In 2021, a new scene was added, a retrospective of the Lido's greatest shows to celebrate their 75th anniversary. It eerily foreshadowed the cabaret itself becoming part of Parisian history.
The #116 Champs Elysées venue is spectacular. Entering the Lido with the other well-dressed showgoers has all the excitement of a “glam night-out”. The entry hall was decked out in lights and Lido blue, leading towards the luscious, crystal-laden, panoramic theatre that seated over 1,100. Show-goers chose between different priced formulas, just the show or with drinks and/or dinner added, for the two nightly performances.
The balletic training of the dancers is evident throughout the show, and in particular in the “Swan Lake” style scene where female dancers wear fake swans on their heads and dance “en pointe." I noticed, that despite criticism of the Parisian cabaret genre as objectifying women’s bodies, I found myself looking at bold, empowered female dancers. Certain bare-breasted, (not all Lido female dancers dance topless) and powerfully waving the tricolor flag in a feisty revolution scene. The entire show is a celebration of dance and consequently of the exceptionally tall dancers’, both male and female, physiques. Surely that is still allowed, or are we heading towards a Parisian Taliban track?
In another scene, a giant female dancer, seemingly on stilts, finally lifts her giant Lido blue ball gown skirts to reveal stilt replacing Lido Boys, in white boxer briefs. With the Paris Merveilles show, it’s more Madonna (Material Girl 1985) surrounded by handsome young men than 1920s Ziegfeld Follies’ chorus girls gathered around a male star. However, glamour is a definite common denominator linking both époques, and LaMichael Leonard, as male Lido lead, is every bit as eye-catching as any Hollywood star.

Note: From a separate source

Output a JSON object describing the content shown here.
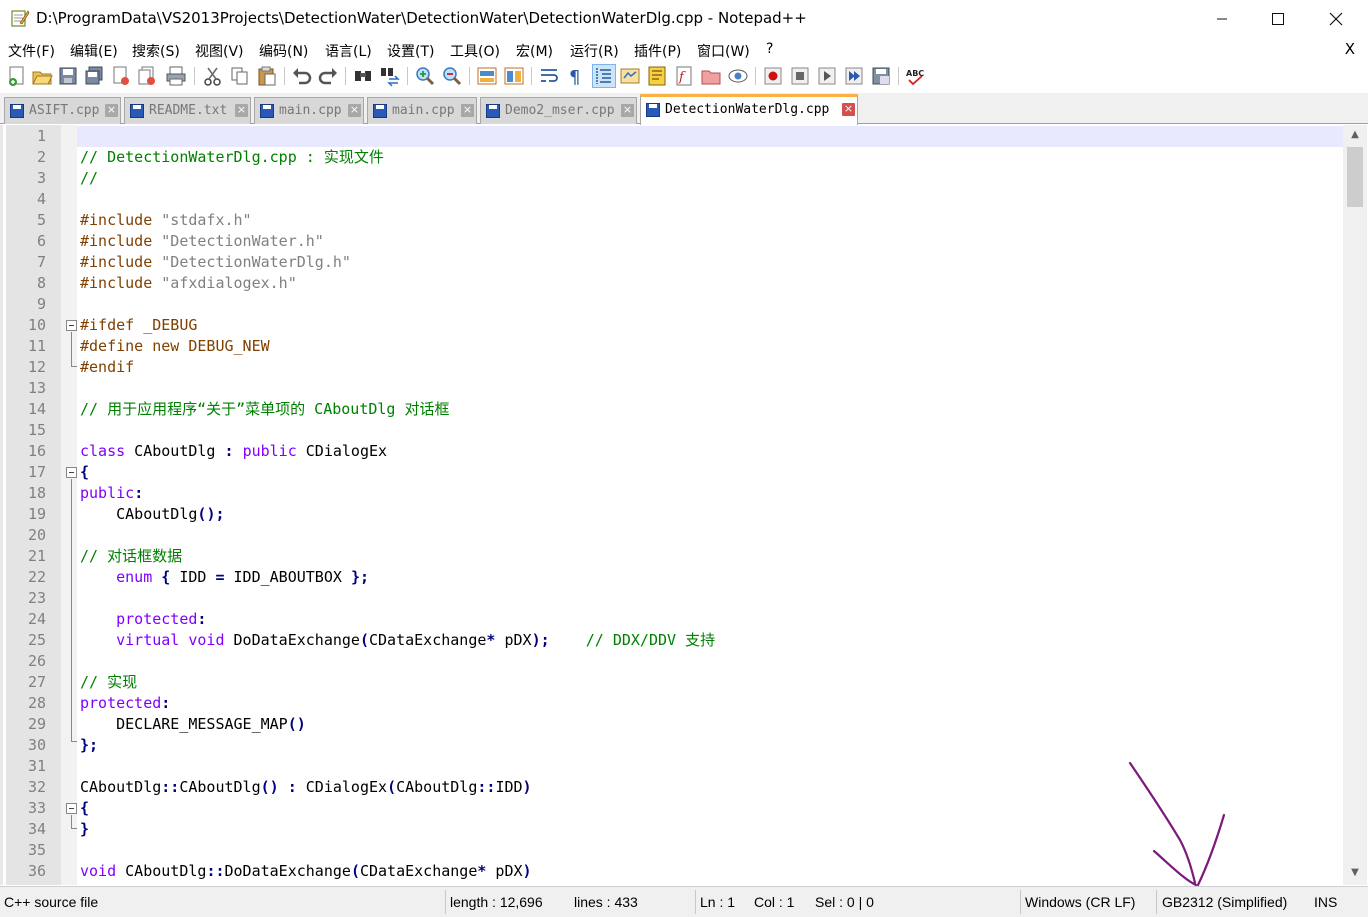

I personally believe the show can’t go on because it was inefficiently marketed over the past 15 years by former owners Sodexo, and in a post-pandemic further weakened position, was easy prey in a tricky acquisition deal. Accor’s other argument, that the show was outmoded and didn’t “attract the public anymore” was unfounded when I attended the show this week. I witnessed a full house, an intergenerational audience, with a large number of people in their 20s and 30s.
What further confirmed my faith in the Lido was as I exited the show, with tears in my eyes, remembering all the wonderful evenings I spent there with family, friends, and co-workers, I stumbled into dapper 20-year-old Isaac Shaw, on his knees proposing to his 19-year-old girlfriend, Sydney Sarver. Sydney has the physique of a Bluebell and was dressed in Lido blue.
Isaac later confided that the reason he chose to propose at the Lido was because it was the perfect end to a fun packed cultural day, and they were so happy to be in such a unique, Parisian venue. With the ring at the ready, he knew he was going to propose to Sydney at some point during their eight-day French vacation, but the Lido turned out to be the perfect place to turn dreams into reality.
Isaac and Sydney hail from Carbondale in southern Illinois. Sydney is a biomedical engineering undergraduate and Isaac is in his senior year of political science and classical studies. Isaac’s maternal great-grandmother was full Irish; perhaps his DNA includes some romantic Irish genes.
Sometime after Sydney said a delighted yes, the young couple found out and were gutted to hear that the Lido was to shut. Isaac said, “We were hoping to come back to celebrate anniversaries.”
However, if they do return, they will no longer find a prestigious cabaret. From September 2022, the venue will host musical comedies. And might this whole comedy of errors wind up with a new Accor hotel, eventually replacing Miss Bluebell’s legacy, at #116 Champs Elysées?